TMT: How did the Decemberists get together?

Colin: There's really no defining moment. The band is sort of cobbled
together with folks I've met during my time here in Portland, playing music.
We've undergone some changes, but the lineup as it currently stands seems to be
pretty lasting.

TMT: You guys have quite an eclectic collection of instruments. How
did you guys decide to incorporate such unique sounds into your music?

Colin: It happened accidentally, really. A lot of the songs I was
writing at the time we formed were really pop oriented, but I was finding it
difficult to completely shake my penchant for folk songs. Nate suggested he
start playing upright and Jenny had been toying around with an accordion as
well, so it seemed fitting and strange to play pop songs using upright, acoustic
guitar, and accordion as a base. Things grew from there, I suppose.

TMT: The band seems to record new music pretty fast. Is this because
you have written material backlogged or is it just your ethic to continue
writing songs and recording?

Colin: We like to stay busy. Writing songs is my favorite part of the
whole music-making process, so I tend to do it a lot. This, naturally, leads to
a desire to work the songs with the whole band, which in turn leads to
recording. Though I don't think we're abnormally prolific.

TMT: The lyrics in your songs seem to be themes of characters trying
to make their way without having much. What inspired to you write about these
people you speak of in the albums?

Colin: Most of the characters in the songs are fictitious. I think people
have a difficult time wrapping their heads around the idea that a songwriter can
effectively write outside of their frame of reference in a pop song because the
pop idiom, traditionally, is almost entirely built of really self-reflexive,
first person narratives. I'm just writing stories, really.

TMT: Is the band working on anything new at the moment?

Colin: We're working out the kinks for performing The Tain
live, which, we've found, takes some doing. We're also fidgeting with some new
material, though we won't be recording until the summer.

TMT: What music are you listening to right now?

Colin: I don't have music on right now, actually. I just finished
watching "Athens, GA -- Inside Out" which is really fantastic.

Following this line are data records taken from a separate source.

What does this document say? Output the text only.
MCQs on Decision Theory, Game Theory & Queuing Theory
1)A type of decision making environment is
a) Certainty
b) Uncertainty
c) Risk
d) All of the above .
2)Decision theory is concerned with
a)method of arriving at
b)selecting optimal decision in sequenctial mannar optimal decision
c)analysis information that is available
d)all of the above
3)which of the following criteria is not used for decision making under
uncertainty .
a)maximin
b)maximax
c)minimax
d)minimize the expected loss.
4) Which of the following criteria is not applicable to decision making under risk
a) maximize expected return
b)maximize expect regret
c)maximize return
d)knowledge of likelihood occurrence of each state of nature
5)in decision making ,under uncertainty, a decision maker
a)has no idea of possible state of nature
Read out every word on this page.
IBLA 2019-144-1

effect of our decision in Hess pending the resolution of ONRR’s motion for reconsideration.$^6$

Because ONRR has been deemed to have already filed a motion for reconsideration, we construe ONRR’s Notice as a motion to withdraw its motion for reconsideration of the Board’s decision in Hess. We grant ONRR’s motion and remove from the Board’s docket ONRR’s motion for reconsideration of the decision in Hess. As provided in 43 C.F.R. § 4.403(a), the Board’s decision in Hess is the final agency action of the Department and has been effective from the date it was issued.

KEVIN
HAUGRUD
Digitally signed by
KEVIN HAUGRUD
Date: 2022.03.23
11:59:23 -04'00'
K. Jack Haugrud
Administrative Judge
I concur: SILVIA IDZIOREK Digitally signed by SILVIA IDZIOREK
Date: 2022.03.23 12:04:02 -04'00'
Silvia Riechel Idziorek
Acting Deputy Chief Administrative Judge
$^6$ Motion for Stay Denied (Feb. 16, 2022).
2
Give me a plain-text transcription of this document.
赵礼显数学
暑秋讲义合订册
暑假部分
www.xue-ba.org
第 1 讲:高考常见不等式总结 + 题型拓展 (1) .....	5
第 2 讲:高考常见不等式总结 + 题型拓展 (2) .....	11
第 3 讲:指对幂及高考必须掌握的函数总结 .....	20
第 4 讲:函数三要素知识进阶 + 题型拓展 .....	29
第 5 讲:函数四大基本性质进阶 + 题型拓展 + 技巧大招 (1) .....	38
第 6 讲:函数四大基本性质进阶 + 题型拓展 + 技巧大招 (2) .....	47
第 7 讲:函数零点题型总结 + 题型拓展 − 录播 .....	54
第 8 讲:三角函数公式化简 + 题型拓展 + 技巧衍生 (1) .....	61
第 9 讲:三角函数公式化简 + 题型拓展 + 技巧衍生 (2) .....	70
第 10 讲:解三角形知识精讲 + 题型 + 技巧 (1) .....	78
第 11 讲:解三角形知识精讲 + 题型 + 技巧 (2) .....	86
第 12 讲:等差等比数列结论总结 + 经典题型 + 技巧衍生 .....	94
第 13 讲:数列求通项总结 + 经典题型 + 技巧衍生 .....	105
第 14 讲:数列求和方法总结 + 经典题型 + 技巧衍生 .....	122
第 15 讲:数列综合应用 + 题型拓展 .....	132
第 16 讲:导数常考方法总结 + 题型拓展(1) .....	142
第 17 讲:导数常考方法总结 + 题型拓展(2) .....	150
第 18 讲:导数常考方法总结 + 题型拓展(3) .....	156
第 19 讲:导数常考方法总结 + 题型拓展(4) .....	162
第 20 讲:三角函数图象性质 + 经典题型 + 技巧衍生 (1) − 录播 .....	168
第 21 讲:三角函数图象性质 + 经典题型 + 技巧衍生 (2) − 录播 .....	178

TMT: The song "I was meant for the Stage" from Her Majesty, the
Decemberists is so wonderful. The title had me curious to ask if you have always
wanted to live a lifestyle that included playing live shows, and writing music.
Is this a childhood dream come true?

Colin: It is, yes. When I was about five, I went on a family river trip
and my sister and I were on a raft with my uncle Mark. To pass the time, Mark
was predicting our future. He predicted that my sister would be a partner in a
successful law firm. I asked him what he thought I would be. He said, "I don't
know. What do you want to be?" I said I wanted to be a singer in a band. He
said, "Then you'll be a singer in a band."